The base class CSharableSession represents a client's session on the server side. This class provides the standard session behaviour. The CSession class derived from CSharableSession adds the concept of the client thread. A class derived from CSession must be defined and implemented. The following class definition, taken from example code, is typical:

class CCountServSession : public CSession
 {
public:
 CCountServSession(RThread &aClient, CCountServServer * aServer);
 static CCountServSession* NewL(RThread &aClient, CCountServServer* aServer);
 virtual void ServiceL(const RMessage &aMessage);
 void DispatchMessageL(const RMessage &aMessage);
 void SetFromStringL();
 void Increase();
 void Decrease();
 void IncreaseBy();
 void DecreaseBy();
 void CounterValue();
 void Reset();
protected:
 void PanicClient(TInt aPanic) const;
 void Write(const TAny* aPtr,const TDesC8& aDes,TInt anOffset=0);
private:
 CCountServServer* iCountSvr;
 TInt iCount;
 };

Note the following:

• The function ServiceL() is called by the server framework to handle all messages except requests to connect and disconnect.

• ServiceL() calls DispatchMessageL() under a trap harness.

• DispatchMessageL() determines the appropriate message service function to call by examining the operation code of the current message.

• The class provides message service functions: Increase(), IncreaseBy() etc to service specific messages from clients.

• The function SetFromStringL() needs a string specified by the client and reads the data from the client address space.

• The function Write() is used to write information to the client address space.

This is implemented as follows:

void CCountServSession::ServiceL(const RMessage& aMessage)
 {
 TRAPD(err,DispatchMessageL(aMessage));
 aMessage.Complete(err);
 }

Note

• After calling the appropriate service function via DispatchMessageL(), the asynchronous request is completed with aMessage.Complete() which passes the completion code back to the client. Failing to do this will hang the server.

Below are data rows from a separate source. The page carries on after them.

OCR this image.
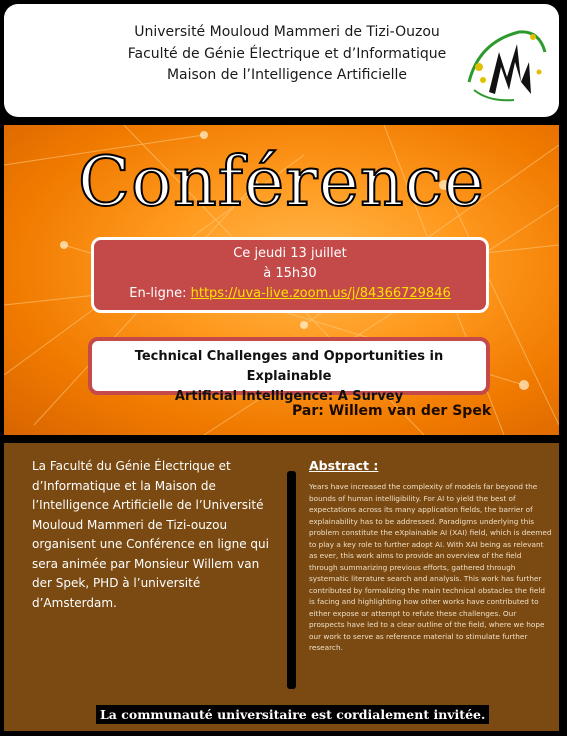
Université Mouloud Mammeri de Tizi-Ouzou
Faculté de Génie Électrique et d’Informatique
Maison de l’Intelligence Artificielle
Conférence
Ce jeudi 13 juillet
à 15h30
En-ligne: https://uva-live.zoom.us/j/84366729846
Technical Challenges and Opportunities in Explainable
Artificial Intelligence: A Survey
Par: Willem van der Spek
La Faculté du Génie Électrique et d’Informatique et la Maison de l’Intelligence Artificielle de l’Université Mouloud Mammeri de Tizi-ouzou organisent une Conférence en ligne qui sera animée par Monsieur Willem van der Spek, PHD à l’université d’Amsterdam.
Abstract :
Years have increased the complexity of models far beyond the bounds of human intelligibility. For AI to yield the best of expectations across its many application fields, the barrier of explainability has to be addressed. Paradigms underlying this problem constitute the eXplainable AI (XAI) field, which is deemed to play a key role to further adopt AI. With XAI being as relevant as ever, this work aims to provide an overview of the field through summarizing previous efforts, gathered through systematic literature search and analysis. This work has further contributed by formalizing the main technical obstacles the field is facing and highlighting how other works have contributed to either expose or attempt to refute these challenges. Our prospects have led to a clear outline of the field, where we hope our work to serve as reference material to stimulate further research.
La communauté universitaire est cordialement invitée.
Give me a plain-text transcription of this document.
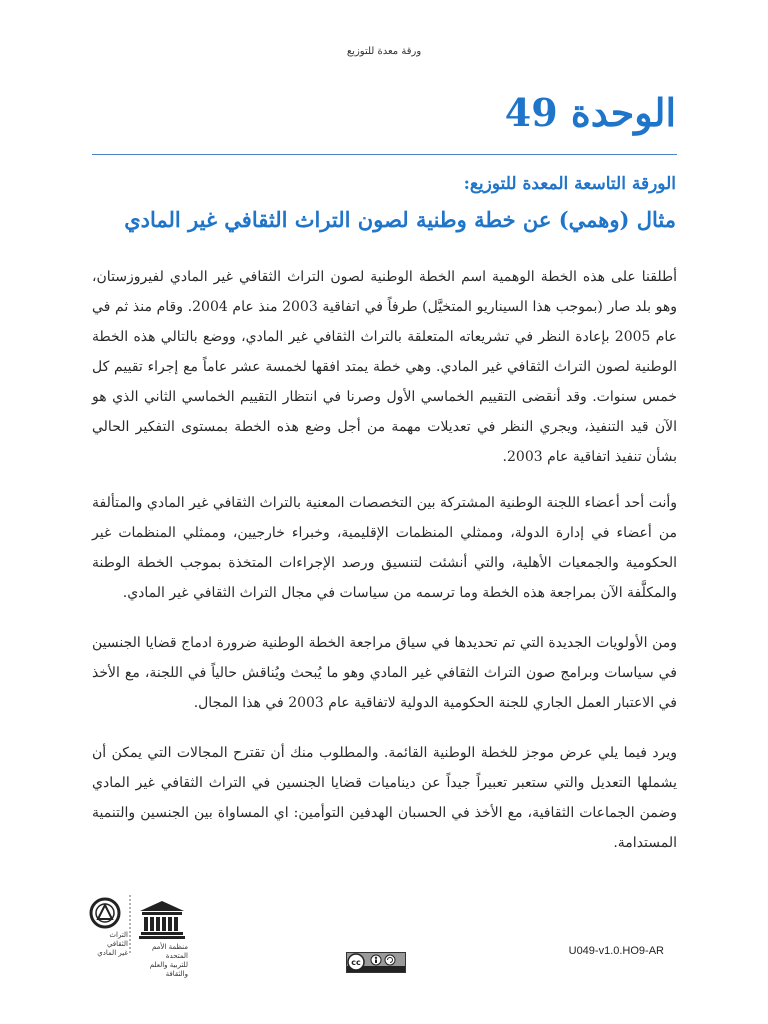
ورقة معدة للتوزيع
الوحدة 49
الورقة التاسعة المعدة للتوزيع:
مثال (وهمي) عن خطة وطنية لصون التراث الثقافي غير المادي

أطلقنا على هذه الخطة الوهمية اسم الخطة الوطنية لصون التراث الثقافي غير المادي لفيروزستان، وهو بلد صار (بموجب هذا السيناريو المتخيَّل) طرفاً في اتفاقية 2003 منذ عام 2004. وقام منذ ثم في عام 2005 بإعادة النظر في تشريعاته المتعلقة بالتراث الثقافي غير المادي، ووضع بالتالي هذه الخطة الوطنية لصون التراث الثقافي غير المادي. وهي خطة يمتد افقها لخمسة عشر عاماً مع إجراء تقييم كل خمس سنوات. وقد أنقضى التقييم الخماسي الأول وصرنا في انتظار التقييم الخماسي الثاني الذي هو الآن قيد التنفيذ، ويجري النظر في تعديلات مهمة من أجل وضع هذه الخطة بمستوى التفكير الحالي بشأن تنفيذ اتفاقية عام 2003.

وأنت أحد أعضاء اللجنة الوطنية المشتركة بين التخصصات المعنية بالتراث الثقافي غير المادي والمتألفة من أعضاء في إدارة الدولة، وممثلي المنظمات الإقليمية، وخبراء خارجيين، وممثلي المنظمات غير الحكومية والجمعيات الأهلية، والتي أنشئت لتنسيق ورصد الإجراءات المتخذة بموجب الخطة الوطنة والمكلَّفة الآن بمراجعة هذه الخطة وما ترسمه من سياسات في مجال التراث الثقافي غير المادي.

ومن الأولويات الجديدة التي تم تحديدها في سياق مراجعة الخطة الوطنية ضرورة ادماج قضايا الجنسين في سياسات وبرامج صون التراث الثقافي غير المادي وهو ما يُبحث ويُناقش حالياً في اللجنة، مع الأخذ في الاعتبار العمل الجاري للجنة الحكومية الدولية لاتفاقية عام 2003 في هذا المجال.

ويرد فيما يلي عرض موجز للخطة الوطنية القائمة. والمطلوب منك أن تقترح المجالات التي يمكن أن يشملها التعديل والتي ستعبر تعبيراً جيداً عن ديناميات قضايا الجنسين في التراث الثقافي غير المادي وضمن الجماعات الثقافية، مع الأخذ في الحسبان الهدفين التوأمين: اي المساواة بين الجنسين والتنمية المستدامة.

التراث الثقافي
غير المادي
منظمة الأمم المتحدة
للتربية والعلم والثقافة
cc
U049-v1.0.HO9-AR
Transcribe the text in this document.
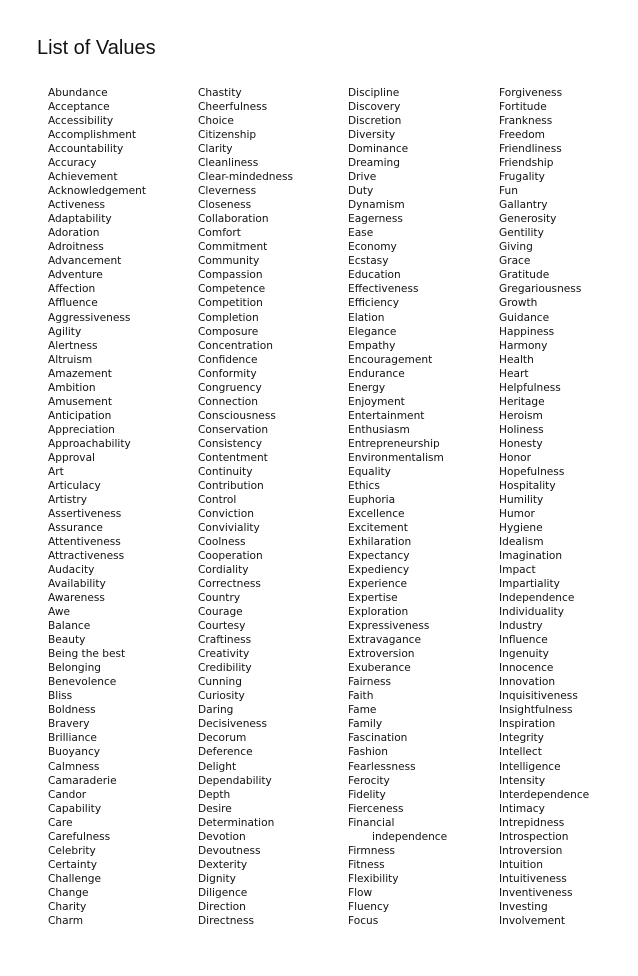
List of Values
Abundance
Acceptance
Accessibility
Accomplishment
Accountability
Accuracy
Achievement
Acknowledgement
Activeness
Adaptability
Adoration
Adroitness
Advancement
Adventure
Affection
Affluence
Aggressiveness
Agility
Alertness
Altruism
Amazement
Ambition
Amusement
Anticipation
Appreciation
Approachability
Approval
Art
Articulacy
Artistry
Assertiveness
Assurance
Attentiveness
Attractiveness
Audacity
Availability
Awareness
Awe
Balance
Beauty
Being the best
Belonging
Benevolence
Bliss
Boldness
Bravery
Brilliance
Buoyancy
Calmness
Camaraderie
Candor
Capability
Care
Carefulness
Celebrity
Certainty
Challenge
Change
Charity
Charm
Chastity
Cheerfulness
Choice
Citizenship
Clarity
Cleanliness
Clear-mindedness
Cleverness
Closeness
Collaboration
Comfort
Commitment
Community
Compassion
Competence
Competition
Completion
Composure
Concentration
Confidence
Conformity
Congruency
Connection
Consciousness
Conservation
Consistency
Contentment
Continuity
Contribution
Control
Conviction
Conviviality
Coolness
Cooperation
Cordiality
Correctness
Country
Courage
Courtesy
Craftiness
Creativity
Credibility
Cunning
Curiosity
Daring
Decisiveness
Decorum
Deference
Delight
Dependability
Depth
Desire
Determination
Devotion
Devoutness
Dexterity
Dignity
Diligence
Direction
Directness
Discipline
Discovery
Discretion
Diversity
Dominance
Dreaming
Drive
Duty
Dynamism
Eagerness
Ease
Economy
Ecstasy
Education
Effectiveness
Efficiency
Elation
Elegance
Empathy
Encouragement
Endurance
Energy
Enjoyment
Entertainment
Enthusiasm
Entrepreneurship
Environmentalism
Equality
Ethics
Euphoria
Excellence
Excitement
Exhilaration
Expectancy
Expediency
Experience
Expertise
Exploration
Expressiveness
Extravagance
Extroversion
Exuberance
Fairness
Faith
Fame
Family
Fascination
Fashion
Fearlessness
Ferocity
Fidelity
Fierceness
Financial
independence
Firmness
Fitness
Flexibility
Flow
Fluency
Focus
Forgiveness
Fortitude
Frankness
Freedom
Friendliness
Friendship
Frugality
Fun
Gallantry
Generosity
Gentility
Giving
Grace
Gratitude
Gregariousness
Growth
Guidance
Happiness
Harmony
Health
Heart
Helpfulness
Heritage
Heroism
Holiness
Honesty
Honor
Hopefulness
Hospitality
Humility
Humor
Hygiene
Idealism
Imagination
Impact
Impartiality
Independence
Individuality
Industry
Influence
Ingenuity
Innocence
Innovation
Inquisitiveness
Insightfulness
Inspiration
Integrity
Intellect
Intelligence
Intensity
Interdependence
Intimacy
Intrepidness
Introspection
Introversion
Intuition
Intuitiveness
Inventiveness
Investing
Involvement
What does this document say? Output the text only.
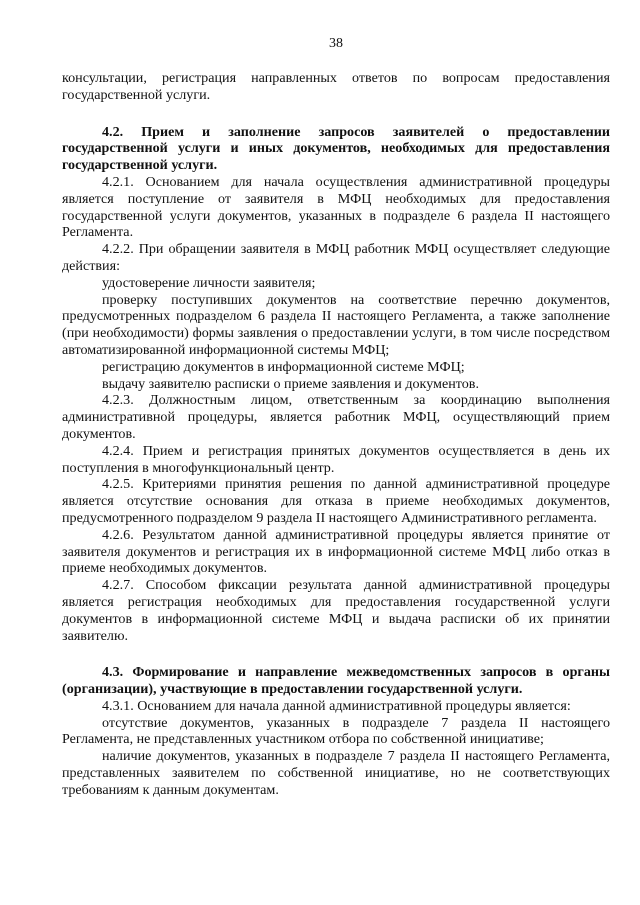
38

консультации, регистрация направленных ответов по вопросам предоставления государственной услуги.

4.2. Прием и заполнение запросов заявителей о предоставлении государственной услуги и иных документов, необходимых для предоставления государственной услуги.

4.2.1. Основанием для начала осуществления административной процедуры является поступление от заявителя в МФЦ необходимых для предоставления государственной услуги документов, указанных в подразделе 6 раздела II настоящего Регламента.

4.2.2. При обращении заявителя в МФЦ работник МФЦ осуществляет следующие действия:

удостоверение личности заявителя;

проверку поступивших документов на соответствие перечню документов, предусмотренных подразделом 6 раздела II настоящего Регламента, а также заполнение (при необходимости) формы заявления о предоставлении услуги, в том числе посредством автоматизированной информационной системы МФЦ;

регистрацию документов в информационной системе МФЦ;

выдачу заявителю расписки о приеме заявления и документов.

4.2.3. Должностным лицом, ответственным за координацию выполнения административной процедуры, является работник МФЦ, осуществляющий прием документов.

4.2.4. Прием и регистрация принятых документов осуществляется в день их поступления в многофункциональный центр.

4.2.5. Критериями принятия решения по данной административной процедуре является отсутствие основания для отказа в приеме необходимых документов, предусмотренного подразделом 9 раздела II настоящего Административного регламента.

4.2.6. Результатом данной административной процедуры является принятие от заявителя документов и регистрация их в информационной системе МФЦ либо отказ в приеме необходимых документов.

4.2.7. Способом фиксации результата данной административной процедуры является регистрация необходимых для предоставления государственной услуги документов в информационной системе МФЦ и выдача расписки об их принятии заявителю.

4.3. Формирование и направление межведомственных запросов в органы (организации), участвующие в предоставлении государственной услуги.

4.3.1. Основанием для начала данной административной процедуры является:

отсутствие документов, указанных в подразделе 7 раздела II настоящего Регламента, не представленных участником отбора по собственной инициативе;

наличие документов, указанных в подразделе 7 раздела II настоящего Регламента, представленных заявителем по собственной инициативе, но не соответствующих требованиям к данным документам.
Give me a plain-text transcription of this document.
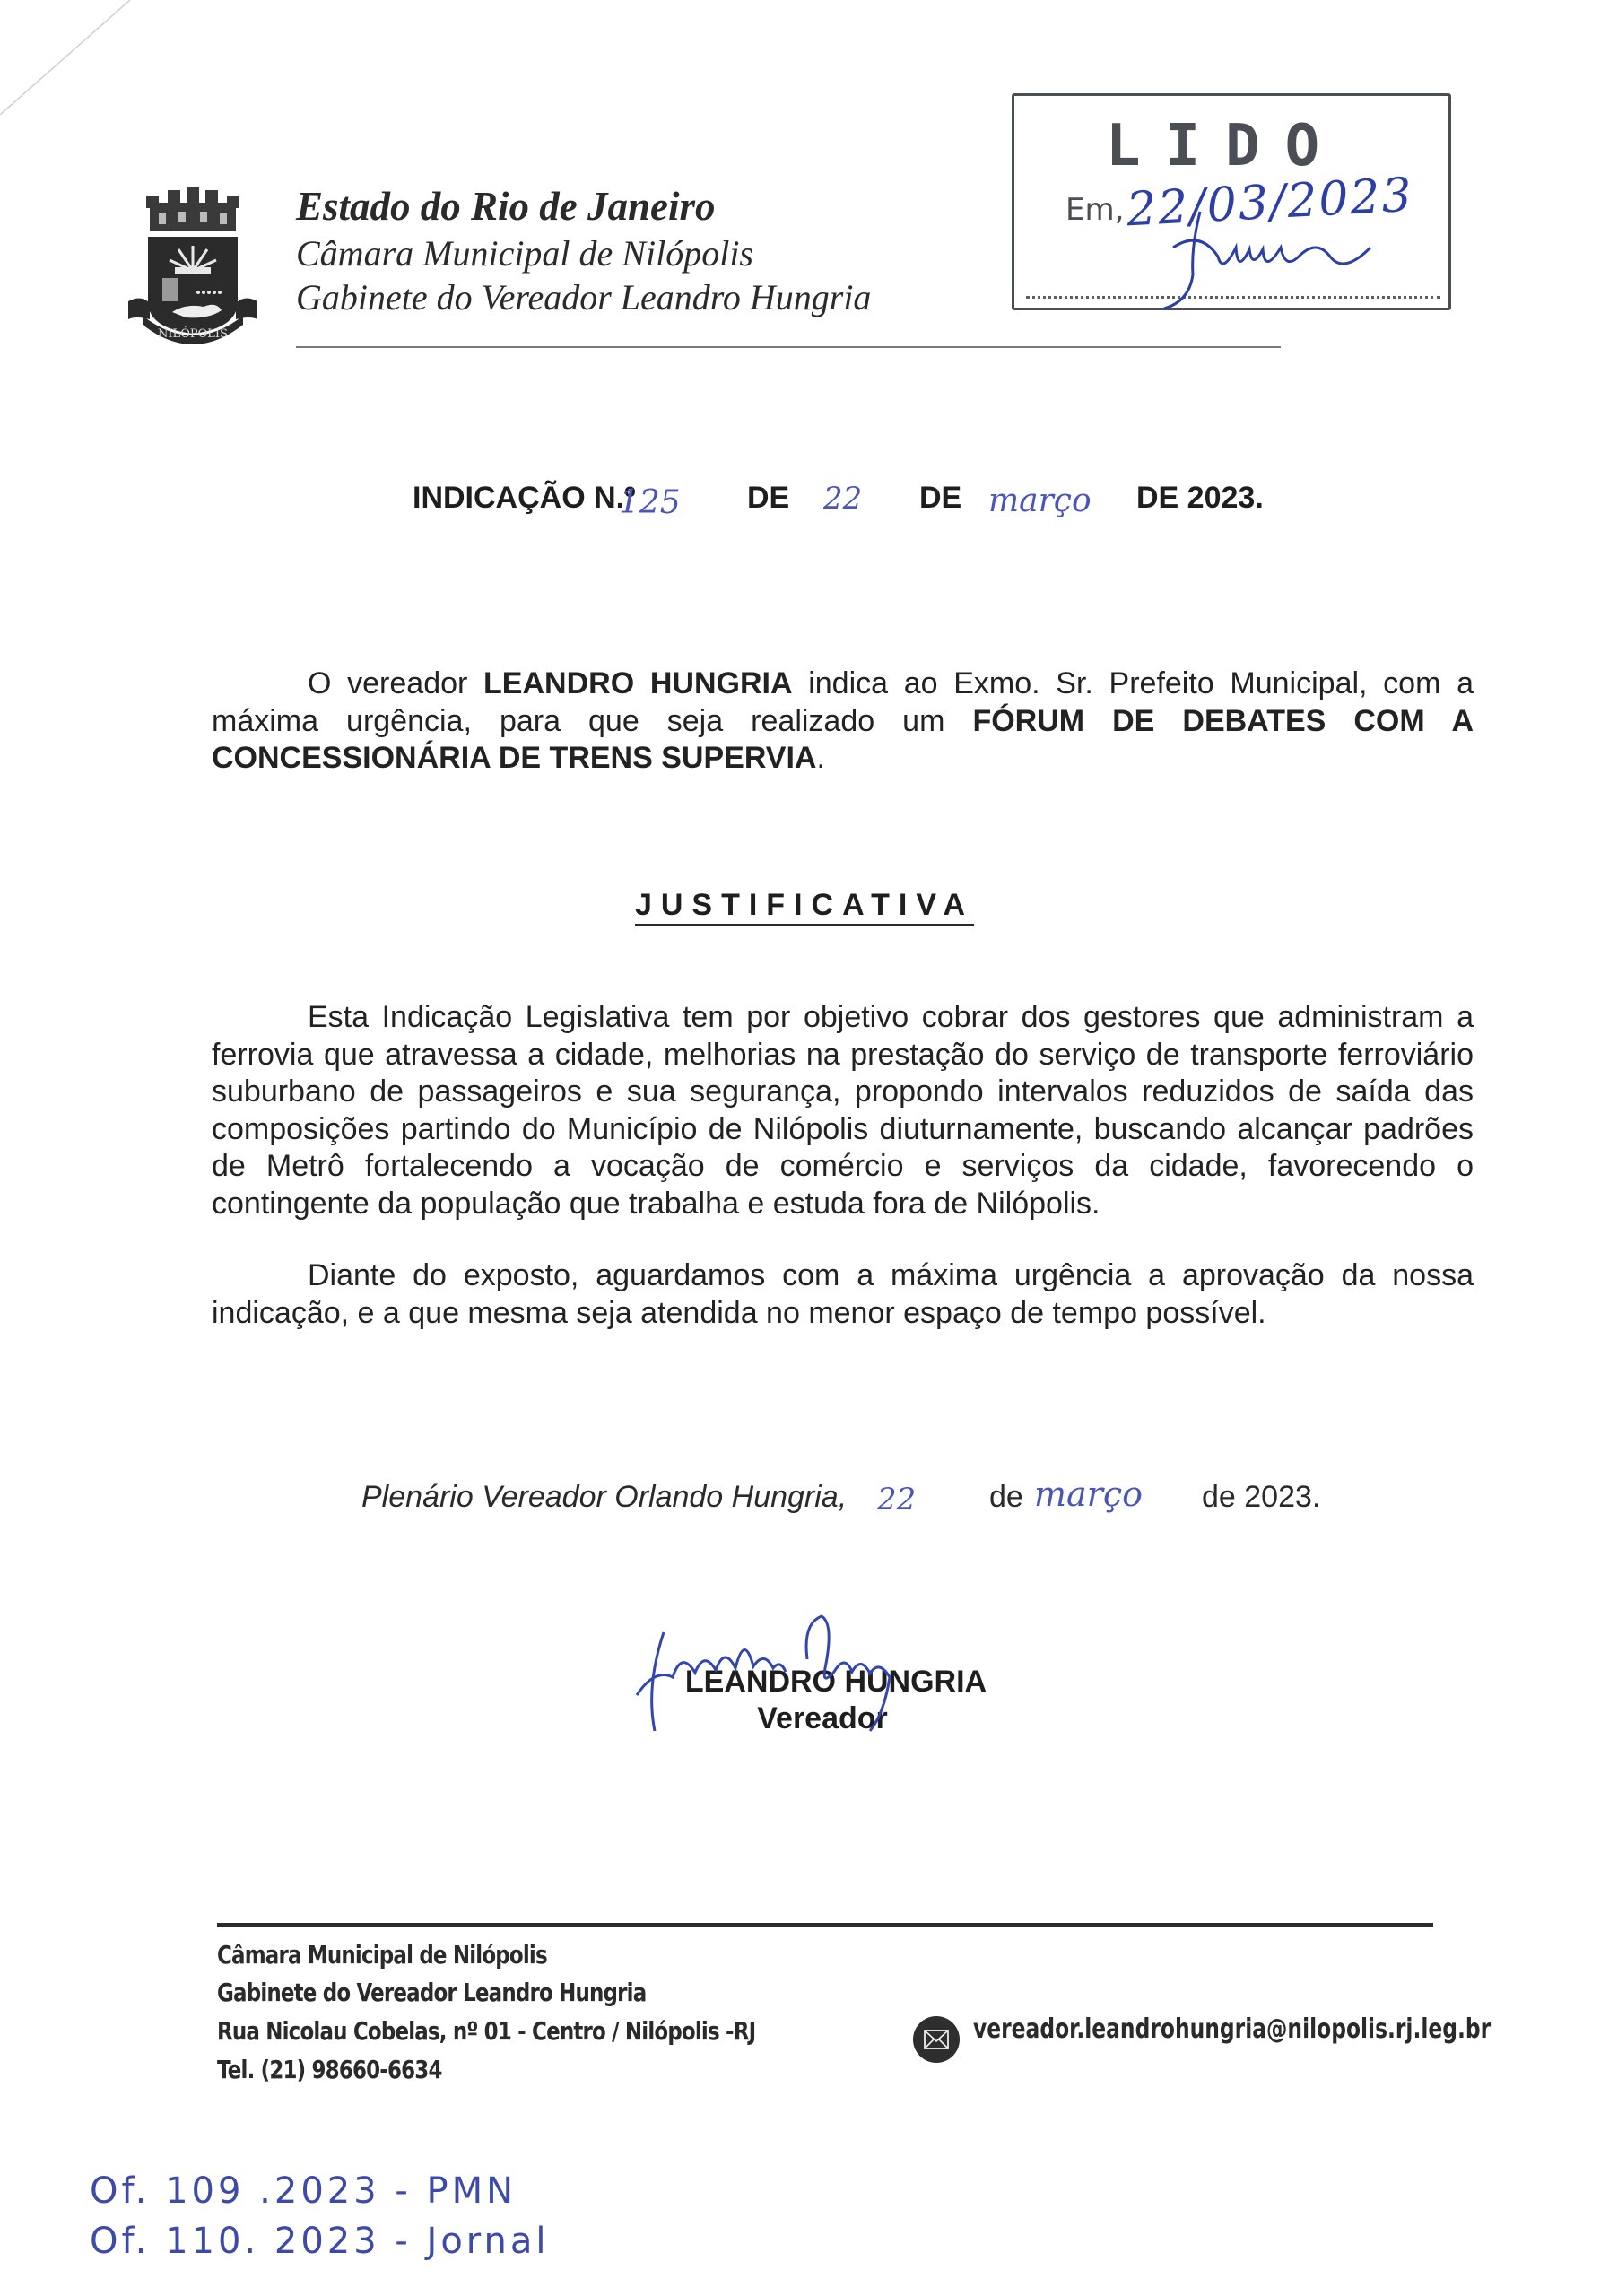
NILÓPOLIS
Estado do Rio de Janeiro
Câmara Municipal de Nilópolis
Gabinete do Vereador Leandro Hungria
LIDO
Em, 22/03/2023
INDICAÇÃO N.º
125 DE 22 DE março DE 2023.

O vereador LEANDRO HUNGRIA indica ao Exmo. Sr. Prefeito Municipal, com a máxima urgência, para que seja realizado um FÓRUM DE DEBATES COM A CONCESSIONÁRIA DE TRENS SUPERVIA.

JUSTIFICATIVA

Esta Indicação Legislativa tem por objetivo cobrar dos gestores que administram a ferrovia que atravessa a cidade, melhorias na prestação do serviço de transporte ferroviário suburbano de passageiros e sua segurança, propondo intervalos reduzidos de saída das composições partindo do Município de Nilópolis diuturnamente, buscando alcançar padrões de Metrô fortalecendo a vocação de comércio e serviços da cidade, favorecendo o contingente da população que trabalha e estuda fora de Nilópolis.

Diante do exposto, aguardamos com a máxima urgência a aprovação da nossa indicação, e a que mesma seja atendida no menor espaço de tempo possível.

Plenário Vereador Orlando Hungria, 22 de março de 2023.
LEANDRO HUNGRIA
Vereador
Câmara Municipal de Nilópolis
Gabinete do Vereador Leandro Hungria
Rua Nicolau Cobelas, nº 01 - Centro / Nilópolis -RJ
Tel. (21) 98660-6634
vereador.leandrohungria@nilopolis.rj.leg.br
Of. 109 .2023 - PMN
Of. 110. 2023 - Jornal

This is implemented as follows:

void CCountServSession::DispatchMessageL(const RMessage &aMessage)
 {
 switch (aMessage.Function())
        {
 case ECountServSetFromString:
  SetFromStringL();
  return;
 case ECountServIncrease:
  Increase();
  return;
 case ECountServIncreaseBy:
  IncreaseBy();
  return;
 case ECountServValue:
  CounterValue();
  return;
  ...............
  default:
  PanicClient(EBadRequest);
  return;
        }
 }

This message service function is implemented as follows:

void CCountServSession::IncreaseBy()
 {
 iCount = iCount + Message().Int0();
 }

Note

• the function Message().Int0() is used to obtain the integer specified in the client call.

This message service function is implemented as follows:

void CCountServSession::SetFromStringL()
 {
 TInt res;
 const TAny* pD=Message().Ptr0();
 TInt desLen=Message().Client().GetDesLength(pD);
 HBufC8* writeBuf=HBufC8::New(desLen);
 TPtr initptr = writeBuf->Des();
 TRAP(res,Message().ReadL(pD,initptr));
 if (res!=KErrNone)
  PanicClient(EBadDescriptor);
 .......................
 // Do rest of work to convert from string to integer, and assign.
 }

Note

• RMessage::ReadL() reads the contents of the client address space as specified by the first argument in the message and copies the data into the descriptor specified as its second argument. The result is tested and the server panics the client if the read fails.

This is implemented as follows:

void CCountServSession::Write(const TAny* aPtr,const TDesC8& aDes,TInt anOffset)
 {
 TRAPD(ret,WriteL(aPtr,aDes,anOffset);)
 if (ret!=KErrNone)
  PanicClient(EBadDescriptor);
 }

Notes

• If the write fails the server panics the client. The PanicClient() function calls CSession::Panic().

• CounterValue() uses this function to write the current counter value to the client address specified in RCountServ::CounterValue() and returned by Message().Ptr0():

void CCountServSession::CounterValue()
 {
 TPckgBuf<TInt> p(iCount);
 Write(Message().Ptr0(),p);
 }

• Arguments must be packaged before they can be read from or written to the client.